SELECT * FROM hs_book hsb
INNER JOIN BOOK_GENRES bg ON hsb.BOOK_ID = bg.BOOK_ID

When I run that, I get 541 results back, which is 16 more than the subquery.

After checking the data, I can see somehow, a few books have multiple GENRE_IDs.

Is there a way to modify my join so that I get only one genre back for each book?

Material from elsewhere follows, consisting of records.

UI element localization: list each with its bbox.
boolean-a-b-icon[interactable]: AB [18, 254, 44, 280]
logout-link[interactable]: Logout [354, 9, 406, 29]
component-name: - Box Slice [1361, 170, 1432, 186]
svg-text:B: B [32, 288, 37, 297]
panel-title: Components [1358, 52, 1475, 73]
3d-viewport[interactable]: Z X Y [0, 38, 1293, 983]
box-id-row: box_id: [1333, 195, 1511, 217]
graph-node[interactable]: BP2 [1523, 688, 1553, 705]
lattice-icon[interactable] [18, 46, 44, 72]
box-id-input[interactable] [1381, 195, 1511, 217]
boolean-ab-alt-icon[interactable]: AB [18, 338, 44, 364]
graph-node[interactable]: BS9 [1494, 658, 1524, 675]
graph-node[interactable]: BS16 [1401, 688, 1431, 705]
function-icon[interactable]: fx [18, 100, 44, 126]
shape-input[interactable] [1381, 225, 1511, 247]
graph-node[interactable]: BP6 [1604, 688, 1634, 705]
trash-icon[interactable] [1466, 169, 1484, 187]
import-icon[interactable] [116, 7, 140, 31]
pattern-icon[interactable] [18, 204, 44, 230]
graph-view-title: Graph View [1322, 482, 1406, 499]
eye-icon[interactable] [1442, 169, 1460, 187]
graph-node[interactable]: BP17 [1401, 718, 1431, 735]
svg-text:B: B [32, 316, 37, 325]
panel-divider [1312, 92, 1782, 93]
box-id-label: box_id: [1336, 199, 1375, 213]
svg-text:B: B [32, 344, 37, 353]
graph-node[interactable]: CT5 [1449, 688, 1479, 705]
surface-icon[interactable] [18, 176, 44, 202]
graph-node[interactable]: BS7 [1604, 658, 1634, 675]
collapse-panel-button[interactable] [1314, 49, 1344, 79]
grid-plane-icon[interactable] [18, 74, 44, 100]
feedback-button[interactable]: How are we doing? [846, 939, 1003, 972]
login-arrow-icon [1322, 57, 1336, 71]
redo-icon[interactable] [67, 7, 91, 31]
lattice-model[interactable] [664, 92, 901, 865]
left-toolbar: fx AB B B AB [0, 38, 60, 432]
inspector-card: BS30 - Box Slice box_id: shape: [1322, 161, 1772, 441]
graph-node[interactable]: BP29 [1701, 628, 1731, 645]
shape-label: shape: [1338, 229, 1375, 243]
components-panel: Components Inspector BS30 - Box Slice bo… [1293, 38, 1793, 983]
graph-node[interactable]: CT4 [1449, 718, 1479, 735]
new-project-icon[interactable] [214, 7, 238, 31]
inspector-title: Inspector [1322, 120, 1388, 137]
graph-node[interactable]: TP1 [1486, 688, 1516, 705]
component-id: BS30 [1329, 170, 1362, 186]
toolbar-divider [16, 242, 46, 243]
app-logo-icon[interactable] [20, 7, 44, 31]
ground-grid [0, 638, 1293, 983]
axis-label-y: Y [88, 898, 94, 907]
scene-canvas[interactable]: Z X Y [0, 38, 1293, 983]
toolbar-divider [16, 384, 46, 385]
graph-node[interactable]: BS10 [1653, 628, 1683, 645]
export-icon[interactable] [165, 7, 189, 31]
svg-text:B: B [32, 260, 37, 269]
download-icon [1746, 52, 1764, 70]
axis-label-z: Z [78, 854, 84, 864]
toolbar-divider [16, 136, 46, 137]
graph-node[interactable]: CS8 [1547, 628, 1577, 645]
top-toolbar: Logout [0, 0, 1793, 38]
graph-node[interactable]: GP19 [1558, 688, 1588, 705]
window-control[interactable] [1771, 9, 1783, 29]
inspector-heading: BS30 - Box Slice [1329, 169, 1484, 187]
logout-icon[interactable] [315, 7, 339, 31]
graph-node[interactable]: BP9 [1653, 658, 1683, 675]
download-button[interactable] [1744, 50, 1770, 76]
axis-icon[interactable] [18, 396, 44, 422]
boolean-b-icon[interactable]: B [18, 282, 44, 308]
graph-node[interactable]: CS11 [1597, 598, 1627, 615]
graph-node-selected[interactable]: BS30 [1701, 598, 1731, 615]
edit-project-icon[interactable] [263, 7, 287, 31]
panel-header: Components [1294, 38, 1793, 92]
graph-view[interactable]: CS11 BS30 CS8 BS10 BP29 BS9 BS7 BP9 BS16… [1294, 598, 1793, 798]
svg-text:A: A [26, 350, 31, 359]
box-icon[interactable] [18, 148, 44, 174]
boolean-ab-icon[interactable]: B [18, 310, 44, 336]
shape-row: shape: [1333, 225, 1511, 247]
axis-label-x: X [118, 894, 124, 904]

CodePudding user response:

You need to ensure that BOOK_GENRES returns a single row per BOOK_ID.

  • Either aggregate it
SELECT
  hsb.ID,
  hsb.Name,
  STRING_AGG(bg.Genre, ', ') Genre
FROM hs_book hsb
INNER JOIN BOOK_GENRES bg ON hsb.BOOK_ID = bg.BOOK_ID
GROUP BY
  hsb.ID,
  hsb.Name;
  • Or pre-aggregate it in a derived table
SELECT
  hsb.ID,
  hsb.Name,
  bg.Genre
FROM hs_book hsb
INNER JOIN (
    SELECT
      bg.BOOK_ID,
      STRING_AGG(bg.Genre, ', ') Genre
    FROM BOOK_GENRES bg
    GROUP BY
      bg.BOOK_ID
) bg ON hsb.BOOK_ID = bg.BOOK_ID;

You can also do this with an APPLY.

SELECT
  hsb.ID,
  hsb.Name,
  bg.Genre
FROM hs_book hsb
CROSS APPLY (
    SELECT
      STRING_AGG(bg.Genre, ', ') Genre
    FROM BOOK_GENRES bg
    WHERE hsb.BOOK_ID = bg.BOOK_ID
    GROUP BY
      ()
) bg;
  • Or use ROW_NUMBER to filter it. If you don't care which order then use ORDER BY (SELECT NULL).
SELECT
  hsb.ID,
  hsb.Name,
  bg.Genre
FROM hs_book hsb
INNER JOIN (
    SELECT
      BG.BOOK_ID,
      bg.Genre,
      ROW_NUMBER() OVER (PARTITION BY bg.BOOK_ID ORDER BY bg.Genre) rn
    FROM BOOK_GENRES bg
) bg ON hsb.BOOK_ID = bg.BOOK_ID AND bg.rn = 1;

The first three options are likely all the same performance, as the compiler can usually convert between them.

The final one is likely similar to your original query.

Note that these have slightly different semantics than your original, as they use INNER JOIN and CROSS APPLY. You may want to switch to LEFT JOIN or OUTER APPLY.